MNI POLICY: BOJ Concerns Grow Over Regional Bank Stability
The BOJ's policy normalisation will impact smaller regional and cooperative banks far more than major institutions, MNI understands.
Regional and cooperative shinkin banks will find policy normalisation far more challenging than their larger peers due to the mismatch of interest paid on deposits compared to that received via their typically longer-dated fixed income investments, raising concern among Bank of Japan officials, MNI understands.

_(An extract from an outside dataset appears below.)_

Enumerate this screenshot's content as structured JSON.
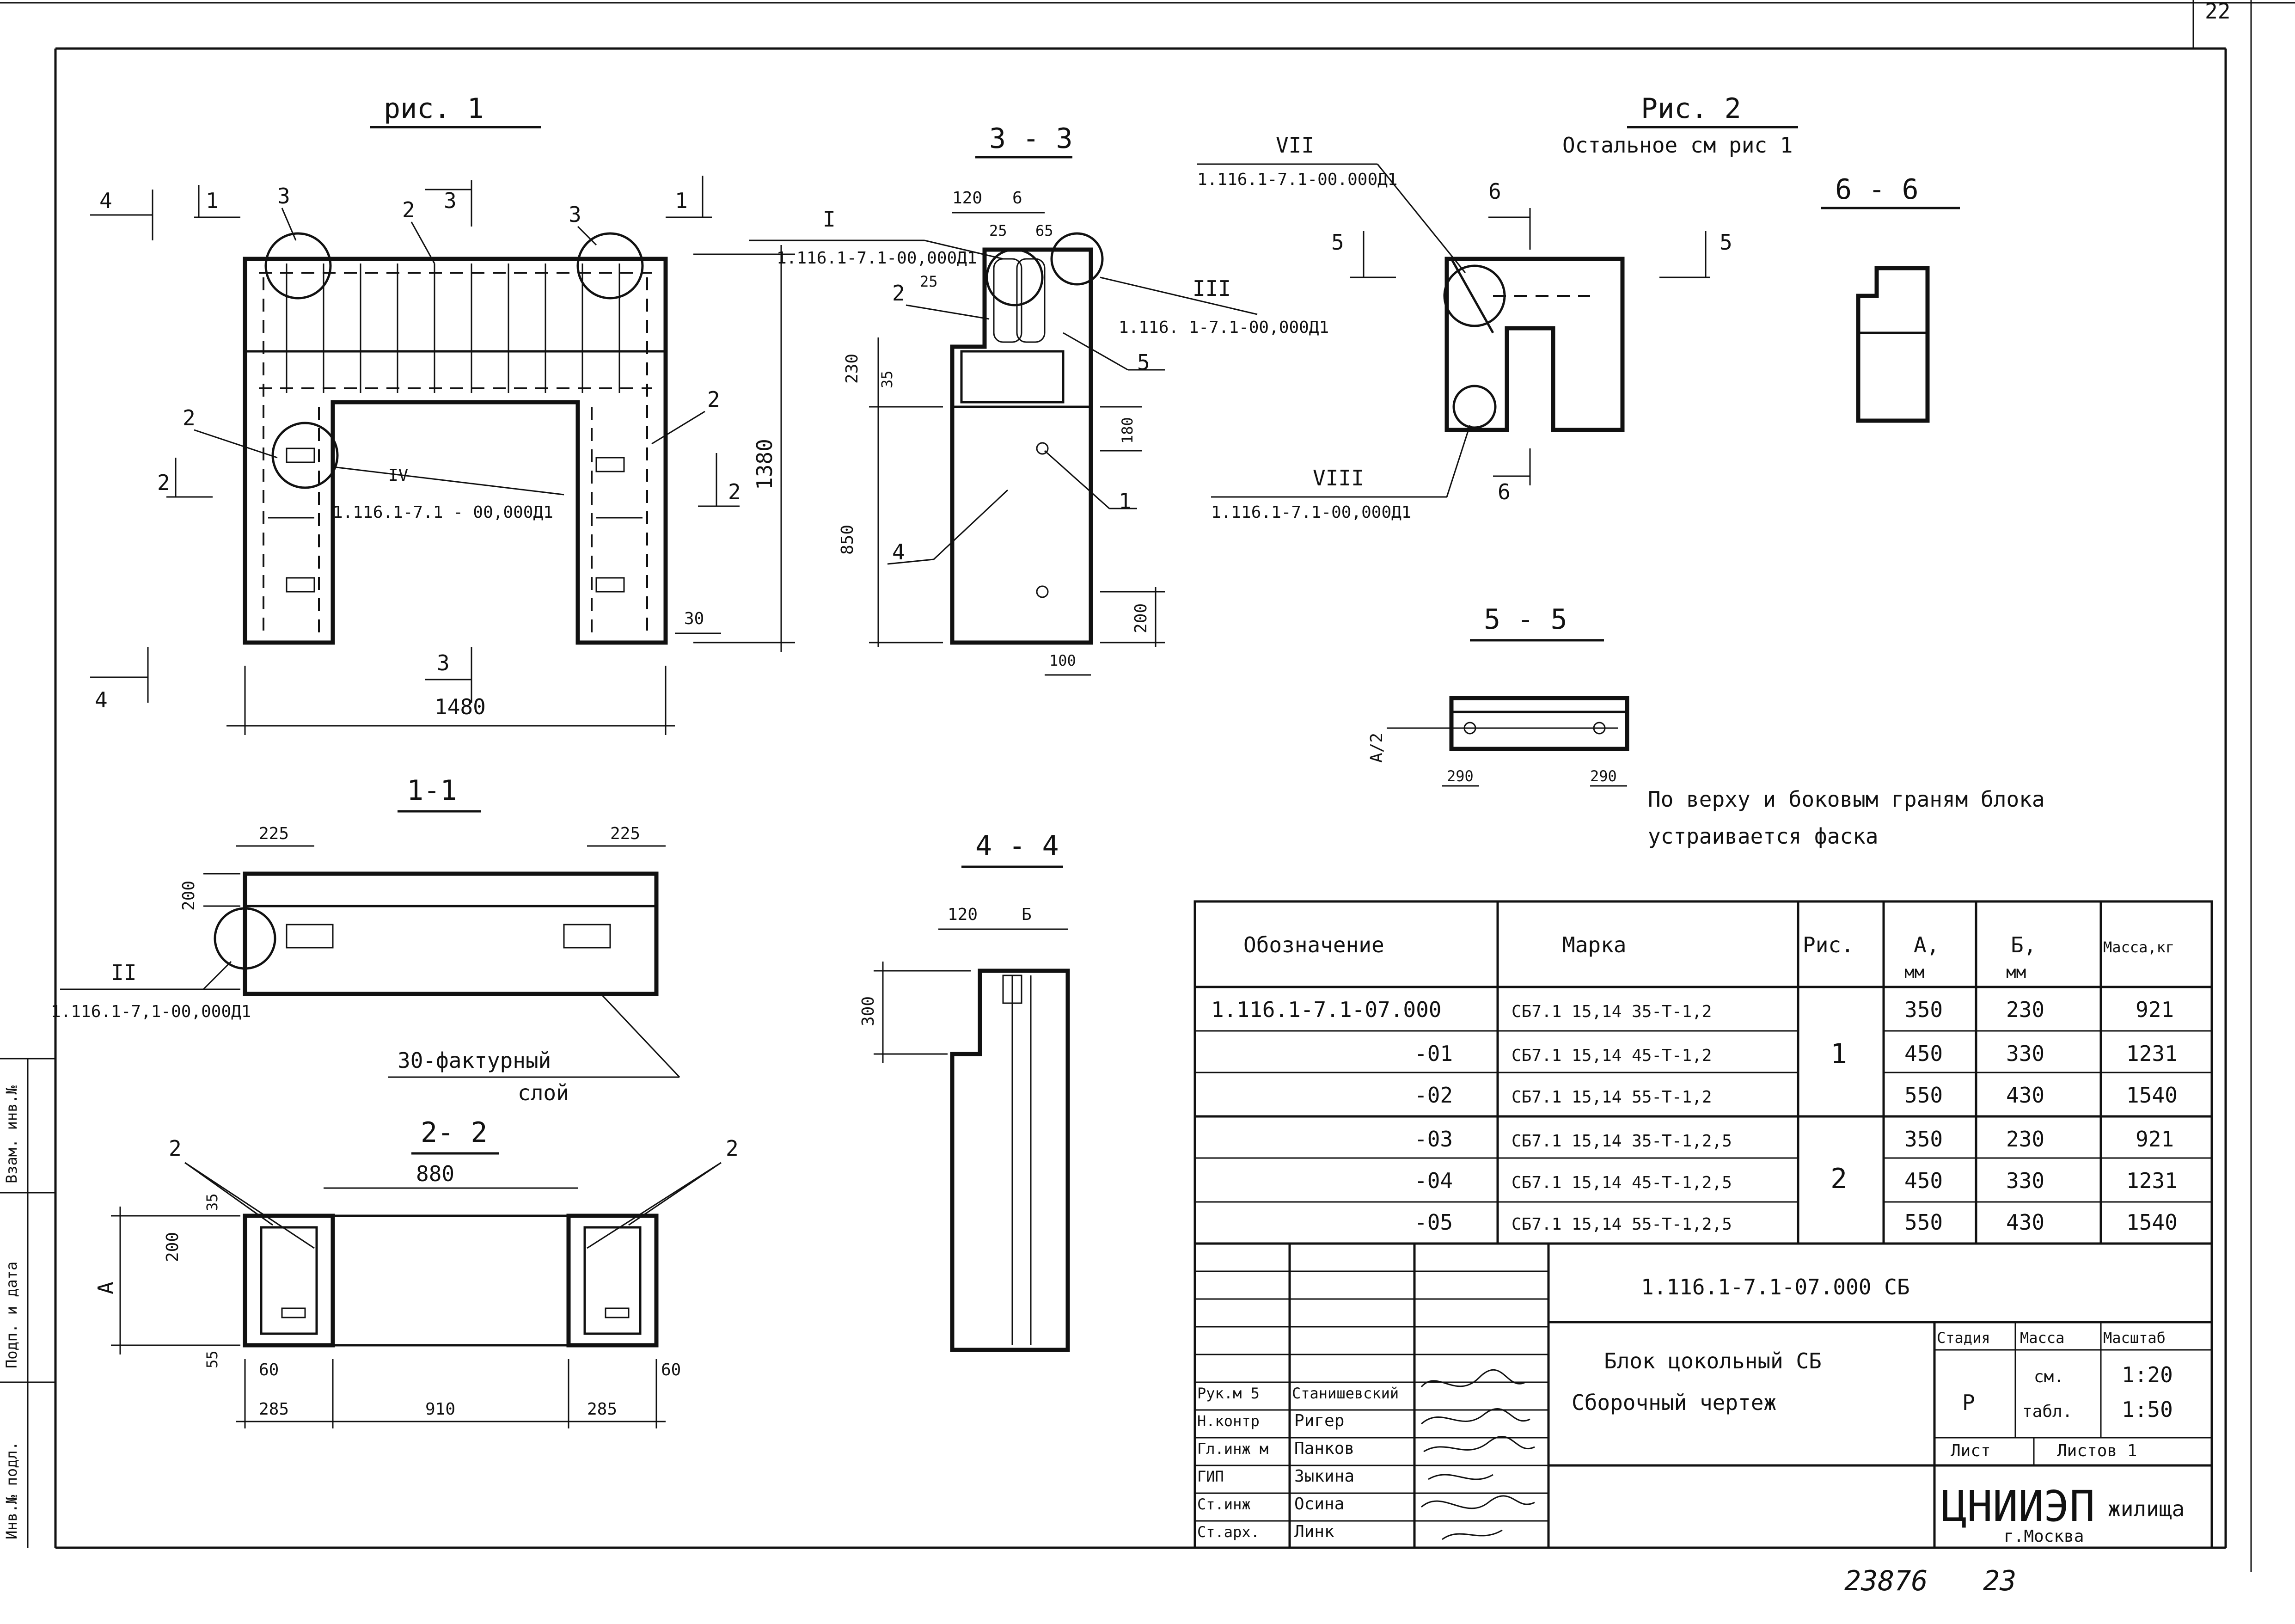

The BOJ’s decision last month to to terminate the negative interest rate and set the policy rate in a range of zero percent to 0.1% prompted major banks to increase their deposit rate to 0.02% from 0.001% immediately with many regional banks following. (See MNI BOJ WATCH: Ueda Says Rate Path Will Depend On Prices) The BOJ had held the short-term rate at -0.1% since 2016.
BOJ officials believe bank interest rate pass-through will increase as it phases out easy policy and raises interest rates, depending on economic and price developments. (See MNI POLICY: April Services Data Key For Further BOJ Rate Move) The higher deposit rates will squeeze bank profits as elevated lending rates take time to catch up, the BOJ has warned.
The Bank's simulations show net interest income of smaller regional and shinkin banks will decline for some time as their deposit rates rise faster than the return on their typically longer-term fixed-rate loan portfolios and long-term bond investments. Major bank profits, however, jump at the start of the simulation.